El hecho de que Trump empiece primero a mentir sobre las negociaciones y después le envíe sus propuestas de paz a su víctima, que no ha aceptado ese destino, es una victoria para Irán.
Un asesino fracasado, para salvar su pellejo puede prometer absolutamente cualquier cosa a su víctima que le ha arrebatado la pistola. El presidente estadounidense, que desprecia abiertamente el derecho internacional, puede proponer, prometer y firmar lo que quiera. Lo único claro es que todo lo prometido quedará sin cumplir. El potencial económico y militar de Irán y de Estados Unidos es incomparable. En el plano cultural y espiritual entre ellos existen las mismas diferencias, pero al revés.
Llenan informes sobre un rescate de pilotos estadounidenses derribados en Irán y la preparación de una gran invasión terrestre. En medio de tanta verborrea de Trump, la manipulación y la censura de guerra, cualquier "verdad" de los 'breaking news' puede ser mentira.
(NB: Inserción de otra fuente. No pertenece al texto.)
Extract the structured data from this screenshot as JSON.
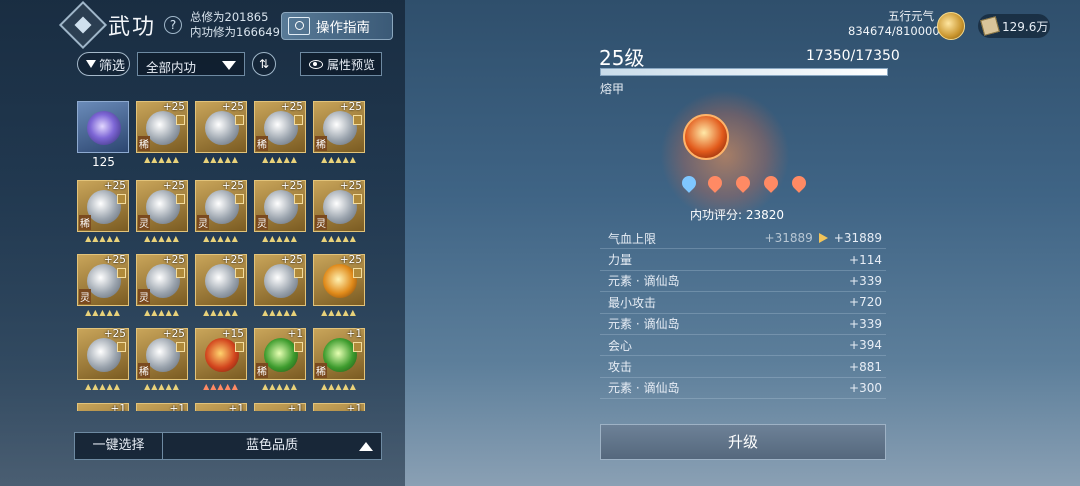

Me imagino a los pilotos invasores y los que serán derribados en los próximos días, escondiéndose entre las rocas y las colinas iraníes, como simples seres vivos que, hace muy poco, desde su superioridad imperial y tecnológica mataban profesionalmente a otros, y ahora se aferran a la vida. A su alrededor se expande un paisaje extraterrestre, luces lejanas y la oscuridad depredadora de la noche que ha caído para cazarlos. Y la elección de la que hace mucho tiempo habló Zaratustra, ya está hecha.